Visana’s fingers trembled on the grip of the sword, because she could do nothing. Nothing. Herself, armed with star-fire, the stranger vibrating with power after drinking a thousand years of potential in a heartbeat - Malphas was still smiling because it all meant nothing. The distance between the knife and Aegis’ throat was too short - shorter than the reach of her blade, shorter even than the distance between her fingertips and the spells that might have saved him. Move to protect, and she would destroy.
"Well, Sovereign of Rulers," Malphas taunted, lowering the blade closer to Aegis’ exposed neck, her grip on his brown hair rough and unforgiving, "Do you have any parting words for your fellow comrades?"
Malphas, the Duchess of Pain, the Wrackmaven, gifted them all a razor-cold smile. If Minos’ voice was a spike hammered through the skull, hers was a silken glove closing around Visana’s throat. She stood behind Aegis, dagger poised. The Eternal’s own words - his last words - were bittersweet, not only passing his mantle to the Timekeeper who had saved Visana twice already, but putting a name to the stranger who had fought to free them.
Moriteva - the Lifeweaver. She knew him by reputation if not by sight, but Malphas’ dagger smile told them that they had run out of time and life both.
But then, Aegis smiled.
And then everything seemed to happen at once. The Eternal spoke, his command irresistible as a storm front. The illusion of Malphas scattered like a cloud of fireflies. An army of Consumed roared their mistress’ thwarted rage, and the eyeless creatures surged across the stands towards them. In the smoking caldera of the arena floor, Silvanus raised up a vortex of spinning runestones, slitting his palm to imbue them with the power of a god’s blood.
"You treacherous insect!" Minos's voice reverberated through the arena, a cacophony of wrath. The Lord of Judgment seethed with anger, his many insectoid arms raised high into the air.
Atrophos reacted, dust boiling up with a gesture and zagging across the ground towards the sin-reaper.
"For your blasphemous transgression against the Duchess," Minos’ voice was a fell harmony, shrieking and growling. As the sound hammered pain behind her eyes, Visana remembered the Lifeweaver’s whispered words. Minos only seems to be able to pass judgement when he speaks.
Her sword swept down, its point cutting the lines of a glyph through the air.
"I," Minos sputtered, already choking on the dust, "Pass judgement upon y—"
The end of the curse was sliced short as a rippling, ice-blue globe sprang up around the sin-reaper, twin to the one that Visana had raised around herself to hold the crushing tree at bay. Protection turned prison.
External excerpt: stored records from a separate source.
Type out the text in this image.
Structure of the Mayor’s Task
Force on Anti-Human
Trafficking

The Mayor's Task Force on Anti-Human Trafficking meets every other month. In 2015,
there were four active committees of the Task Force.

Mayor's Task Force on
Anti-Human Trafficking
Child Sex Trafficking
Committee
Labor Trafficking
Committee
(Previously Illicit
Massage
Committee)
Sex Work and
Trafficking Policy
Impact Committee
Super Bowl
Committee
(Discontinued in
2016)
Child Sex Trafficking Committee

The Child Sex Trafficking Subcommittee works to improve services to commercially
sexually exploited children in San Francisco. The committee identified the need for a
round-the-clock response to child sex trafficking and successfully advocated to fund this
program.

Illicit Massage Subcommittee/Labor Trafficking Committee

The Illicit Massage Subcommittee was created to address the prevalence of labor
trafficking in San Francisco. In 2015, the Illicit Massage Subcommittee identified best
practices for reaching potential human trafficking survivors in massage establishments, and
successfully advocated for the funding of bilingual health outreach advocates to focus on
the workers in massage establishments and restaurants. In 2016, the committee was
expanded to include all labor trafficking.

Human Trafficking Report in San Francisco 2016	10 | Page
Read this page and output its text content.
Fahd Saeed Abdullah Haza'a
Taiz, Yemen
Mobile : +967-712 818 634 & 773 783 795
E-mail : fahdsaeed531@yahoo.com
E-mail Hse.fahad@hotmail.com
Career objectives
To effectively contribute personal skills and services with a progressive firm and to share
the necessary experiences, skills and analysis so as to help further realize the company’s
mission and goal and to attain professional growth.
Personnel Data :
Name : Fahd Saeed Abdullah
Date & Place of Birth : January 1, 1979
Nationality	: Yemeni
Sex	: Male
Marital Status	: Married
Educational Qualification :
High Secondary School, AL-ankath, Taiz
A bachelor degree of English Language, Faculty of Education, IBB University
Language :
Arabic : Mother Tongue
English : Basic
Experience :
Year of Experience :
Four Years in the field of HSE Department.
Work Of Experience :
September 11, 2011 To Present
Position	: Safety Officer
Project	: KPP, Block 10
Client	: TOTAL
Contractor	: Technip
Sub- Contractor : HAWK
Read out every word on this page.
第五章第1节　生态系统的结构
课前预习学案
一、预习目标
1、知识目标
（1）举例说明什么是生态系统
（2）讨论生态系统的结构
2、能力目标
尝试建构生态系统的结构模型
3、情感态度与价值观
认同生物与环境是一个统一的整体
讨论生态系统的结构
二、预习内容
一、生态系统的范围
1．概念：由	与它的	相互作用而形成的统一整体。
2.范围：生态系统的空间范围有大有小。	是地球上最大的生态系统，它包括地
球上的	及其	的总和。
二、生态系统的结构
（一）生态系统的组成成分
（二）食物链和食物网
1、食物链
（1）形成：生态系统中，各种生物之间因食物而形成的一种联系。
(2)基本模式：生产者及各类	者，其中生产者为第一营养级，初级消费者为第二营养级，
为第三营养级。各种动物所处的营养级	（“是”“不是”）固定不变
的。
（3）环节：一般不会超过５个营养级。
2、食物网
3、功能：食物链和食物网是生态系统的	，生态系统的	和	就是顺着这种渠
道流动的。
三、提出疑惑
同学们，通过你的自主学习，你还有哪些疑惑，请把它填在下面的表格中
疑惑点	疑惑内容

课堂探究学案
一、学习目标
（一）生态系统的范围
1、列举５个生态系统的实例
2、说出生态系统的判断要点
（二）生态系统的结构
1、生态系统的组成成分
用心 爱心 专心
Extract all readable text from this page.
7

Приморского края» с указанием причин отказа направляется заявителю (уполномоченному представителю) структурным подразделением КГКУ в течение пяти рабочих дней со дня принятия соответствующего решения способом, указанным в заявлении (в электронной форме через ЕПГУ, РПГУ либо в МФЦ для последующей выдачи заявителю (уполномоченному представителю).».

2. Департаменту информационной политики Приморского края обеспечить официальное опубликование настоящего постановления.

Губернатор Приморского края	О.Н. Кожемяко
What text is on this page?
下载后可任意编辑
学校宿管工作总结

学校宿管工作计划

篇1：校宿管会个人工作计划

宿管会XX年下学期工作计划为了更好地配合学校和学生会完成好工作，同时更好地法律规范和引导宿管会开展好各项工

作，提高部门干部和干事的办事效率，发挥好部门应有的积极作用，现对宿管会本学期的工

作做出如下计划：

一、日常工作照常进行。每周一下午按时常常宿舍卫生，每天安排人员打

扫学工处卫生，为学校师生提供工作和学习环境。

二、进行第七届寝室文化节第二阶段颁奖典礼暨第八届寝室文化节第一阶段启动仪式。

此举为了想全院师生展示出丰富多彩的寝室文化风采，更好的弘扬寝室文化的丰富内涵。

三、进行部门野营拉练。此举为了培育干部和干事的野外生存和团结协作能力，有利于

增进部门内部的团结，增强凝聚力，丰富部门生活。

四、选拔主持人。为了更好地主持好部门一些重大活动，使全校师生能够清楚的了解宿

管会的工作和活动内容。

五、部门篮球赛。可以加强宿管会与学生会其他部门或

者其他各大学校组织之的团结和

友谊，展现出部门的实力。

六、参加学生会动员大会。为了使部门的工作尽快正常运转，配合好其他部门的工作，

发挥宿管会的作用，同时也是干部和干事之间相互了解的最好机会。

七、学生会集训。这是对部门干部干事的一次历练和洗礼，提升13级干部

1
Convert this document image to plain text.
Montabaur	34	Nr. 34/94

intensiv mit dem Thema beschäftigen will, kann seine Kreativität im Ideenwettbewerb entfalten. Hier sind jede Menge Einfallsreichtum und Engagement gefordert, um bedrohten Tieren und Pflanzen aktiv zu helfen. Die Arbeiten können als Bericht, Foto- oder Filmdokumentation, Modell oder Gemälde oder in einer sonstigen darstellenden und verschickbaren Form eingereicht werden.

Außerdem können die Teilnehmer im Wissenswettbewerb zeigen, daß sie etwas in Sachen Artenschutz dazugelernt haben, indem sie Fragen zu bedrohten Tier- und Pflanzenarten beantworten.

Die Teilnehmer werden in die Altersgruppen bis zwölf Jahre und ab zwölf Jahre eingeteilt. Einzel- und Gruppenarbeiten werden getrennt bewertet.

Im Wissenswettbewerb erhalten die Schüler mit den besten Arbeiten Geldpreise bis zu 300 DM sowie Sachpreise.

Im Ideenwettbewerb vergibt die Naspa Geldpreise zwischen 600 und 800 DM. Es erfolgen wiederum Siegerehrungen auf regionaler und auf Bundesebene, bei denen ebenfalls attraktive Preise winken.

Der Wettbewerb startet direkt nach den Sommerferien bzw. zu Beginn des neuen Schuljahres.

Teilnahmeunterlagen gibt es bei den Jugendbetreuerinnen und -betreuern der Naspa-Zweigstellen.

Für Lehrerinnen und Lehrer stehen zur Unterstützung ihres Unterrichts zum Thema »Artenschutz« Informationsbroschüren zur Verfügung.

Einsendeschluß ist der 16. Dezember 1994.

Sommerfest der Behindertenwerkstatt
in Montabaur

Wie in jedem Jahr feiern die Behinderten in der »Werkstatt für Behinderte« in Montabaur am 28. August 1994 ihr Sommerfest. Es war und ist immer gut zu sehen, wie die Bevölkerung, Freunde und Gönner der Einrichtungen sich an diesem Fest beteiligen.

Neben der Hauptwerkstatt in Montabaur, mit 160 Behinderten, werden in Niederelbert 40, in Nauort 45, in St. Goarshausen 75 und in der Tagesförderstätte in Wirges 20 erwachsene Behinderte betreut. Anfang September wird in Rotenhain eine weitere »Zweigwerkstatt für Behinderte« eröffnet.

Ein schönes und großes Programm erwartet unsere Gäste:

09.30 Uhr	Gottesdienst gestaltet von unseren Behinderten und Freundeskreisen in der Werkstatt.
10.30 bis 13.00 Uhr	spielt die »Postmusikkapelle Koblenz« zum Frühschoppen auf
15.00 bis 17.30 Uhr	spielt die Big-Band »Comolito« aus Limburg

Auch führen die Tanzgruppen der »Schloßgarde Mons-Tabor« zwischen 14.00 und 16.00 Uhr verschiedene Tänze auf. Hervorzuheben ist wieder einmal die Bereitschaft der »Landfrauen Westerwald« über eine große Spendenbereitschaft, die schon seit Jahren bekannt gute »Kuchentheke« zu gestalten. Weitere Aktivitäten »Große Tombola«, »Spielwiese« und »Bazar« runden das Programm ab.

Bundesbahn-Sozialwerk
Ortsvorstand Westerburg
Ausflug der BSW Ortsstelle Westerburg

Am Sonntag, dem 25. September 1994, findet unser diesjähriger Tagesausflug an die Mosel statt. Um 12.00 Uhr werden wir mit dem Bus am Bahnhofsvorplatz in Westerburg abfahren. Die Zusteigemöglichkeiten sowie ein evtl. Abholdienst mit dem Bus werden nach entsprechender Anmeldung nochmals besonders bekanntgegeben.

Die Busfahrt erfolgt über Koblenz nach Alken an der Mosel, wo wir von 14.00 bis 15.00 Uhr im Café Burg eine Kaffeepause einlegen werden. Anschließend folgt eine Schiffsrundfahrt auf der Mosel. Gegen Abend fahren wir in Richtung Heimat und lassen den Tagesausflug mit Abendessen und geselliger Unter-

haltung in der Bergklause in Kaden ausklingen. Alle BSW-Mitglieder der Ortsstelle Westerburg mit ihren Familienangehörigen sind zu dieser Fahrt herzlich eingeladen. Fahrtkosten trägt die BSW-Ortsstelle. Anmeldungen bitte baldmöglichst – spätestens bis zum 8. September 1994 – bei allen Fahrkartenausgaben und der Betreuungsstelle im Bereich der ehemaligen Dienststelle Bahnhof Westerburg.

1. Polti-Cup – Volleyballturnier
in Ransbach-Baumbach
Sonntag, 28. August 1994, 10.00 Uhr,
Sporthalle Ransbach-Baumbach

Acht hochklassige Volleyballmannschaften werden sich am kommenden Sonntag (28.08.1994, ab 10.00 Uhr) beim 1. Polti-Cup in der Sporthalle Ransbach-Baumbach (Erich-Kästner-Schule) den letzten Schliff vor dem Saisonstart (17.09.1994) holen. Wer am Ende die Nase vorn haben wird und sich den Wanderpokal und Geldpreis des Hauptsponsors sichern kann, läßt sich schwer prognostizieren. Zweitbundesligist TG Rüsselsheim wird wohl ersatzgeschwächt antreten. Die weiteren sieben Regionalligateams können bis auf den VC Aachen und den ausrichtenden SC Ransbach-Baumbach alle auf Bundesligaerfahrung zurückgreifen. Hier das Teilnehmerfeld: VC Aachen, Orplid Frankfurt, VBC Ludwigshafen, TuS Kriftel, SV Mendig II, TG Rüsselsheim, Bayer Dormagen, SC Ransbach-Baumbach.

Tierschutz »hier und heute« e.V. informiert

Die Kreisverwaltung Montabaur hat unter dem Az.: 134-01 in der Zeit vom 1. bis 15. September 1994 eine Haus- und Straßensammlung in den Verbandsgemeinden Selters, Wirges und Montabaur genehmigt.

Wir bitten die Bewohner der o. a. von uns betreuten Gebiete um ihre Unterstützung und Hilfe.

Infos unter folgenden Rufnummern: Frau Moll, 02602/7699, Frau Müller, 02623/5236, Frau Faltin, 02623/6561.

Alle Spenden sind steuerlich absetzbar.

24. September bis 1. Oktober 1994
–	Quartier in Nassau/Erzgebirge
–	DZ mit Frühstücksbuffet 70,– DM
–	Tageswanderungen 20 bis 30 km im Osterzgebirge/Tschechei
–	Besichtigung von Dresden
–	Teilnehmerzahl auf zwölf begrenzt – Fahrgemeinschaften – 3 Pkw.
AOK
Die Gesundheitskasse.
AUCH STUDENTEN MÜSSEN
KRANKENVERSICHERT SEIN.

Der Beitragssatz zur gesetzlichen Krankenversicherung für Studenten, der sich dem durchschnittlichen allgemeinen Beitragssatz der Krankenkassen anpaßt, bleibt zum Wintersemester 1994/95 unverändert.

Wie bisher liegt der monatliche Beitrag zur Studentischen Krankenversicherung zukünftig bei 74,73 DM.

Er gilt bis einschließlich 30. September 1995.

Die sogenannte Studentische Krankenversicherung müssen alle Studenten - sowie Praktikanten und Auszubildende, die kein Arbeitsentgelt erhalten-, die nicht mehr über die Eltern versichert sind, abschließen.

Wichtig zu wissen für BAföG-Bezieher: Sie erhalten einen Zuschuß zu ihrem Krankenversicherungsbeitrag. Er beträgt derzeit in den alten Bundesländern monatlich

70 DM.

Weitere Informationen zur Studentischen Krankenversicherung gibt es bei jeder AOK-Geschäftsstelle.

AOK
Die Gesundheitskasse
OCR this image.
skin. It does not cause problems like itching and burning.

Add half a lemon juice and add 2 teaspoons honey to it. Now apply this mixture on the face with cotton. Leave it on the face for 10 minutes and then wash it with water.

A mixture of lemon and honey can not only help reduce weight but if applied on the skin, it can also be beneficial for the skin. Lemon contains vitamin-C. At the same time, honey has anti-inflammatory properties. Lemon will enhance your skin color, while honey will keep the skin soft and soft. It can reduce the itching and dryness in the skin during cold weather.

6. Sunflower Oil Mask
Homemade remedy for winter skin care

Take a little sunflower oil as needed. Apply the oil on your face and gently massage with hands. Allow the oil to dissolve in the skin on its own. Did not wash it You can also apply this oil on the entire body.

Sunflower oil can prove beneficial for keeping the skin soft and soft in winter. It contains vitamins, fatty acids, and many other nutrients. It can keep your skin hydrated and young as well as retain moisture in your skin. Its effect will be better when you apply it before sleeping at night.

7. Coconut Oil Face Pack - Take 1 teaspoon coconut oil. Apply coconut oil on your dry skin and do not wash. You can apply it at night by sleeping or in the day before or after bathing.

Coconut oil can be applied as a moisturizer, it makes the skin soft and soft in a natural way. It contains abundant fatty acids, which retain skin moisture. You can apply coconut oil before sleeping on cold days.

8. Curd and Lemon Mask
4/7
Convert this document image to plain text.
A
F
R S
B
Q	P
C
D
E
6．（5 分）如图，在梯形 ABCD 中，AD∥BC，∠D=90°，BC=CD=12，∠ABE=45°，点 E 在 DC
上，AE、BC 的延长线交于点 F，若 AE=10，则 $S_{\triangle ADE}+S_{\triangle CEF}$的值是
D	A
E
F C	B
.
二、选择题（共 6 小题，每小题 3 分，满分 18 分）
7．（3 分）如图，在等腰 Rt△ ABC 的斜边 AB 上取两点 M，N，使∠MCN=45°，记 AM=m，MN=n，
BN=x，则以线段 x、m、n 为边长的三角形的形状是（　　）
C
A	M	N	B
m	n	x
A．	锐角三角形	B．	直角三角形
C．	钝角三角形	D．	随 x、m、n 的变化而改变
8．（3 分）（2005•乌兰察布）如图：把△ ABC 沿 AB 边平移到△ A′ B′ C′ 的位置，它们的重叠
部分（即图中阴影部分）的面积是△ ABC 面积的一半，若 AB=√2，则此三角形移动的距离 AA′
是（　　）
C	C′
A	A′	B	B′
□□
Minos shimmered as if through water, clawing soundlessly at the bubble while the light bending through it twisted him into grotesque shapes. The dust trapped inside with him surged gleefully, and Visana glanced at Atrophos as the strangest thought occurred to her: normally she and the god of decay were polar opposites, scattering the iron filings of life as they fought to repulse each others’ influence. And now for the first time in her long memory, the preserver and the perisher had knowingly collaborated. It was too strange, and she couldn’t hold his gaze for more than a moment.
She turned to Minos instead. She and her companions were free now, and they would not be stopped. Earth was bleeding, and for all she knew Elysium with it. How long had she been imprisoned in the twilight down here - a week, a month? Too long. Too many humans’ pleas unanswered, too many prayers lost in the smothering gulf between Terra and Hades. The Fall had been traumatic, but this was intolerable.
“I told you,” she hissed, throwing all her pent-up frustration at the sin-reaper, “To run.”
An extended palm, a thrum of power. Minos’ scream of rage was lost within the bubble as both he and it were propelled away from the coliseum stands, over the broken-tooth battlements, and down out of sight.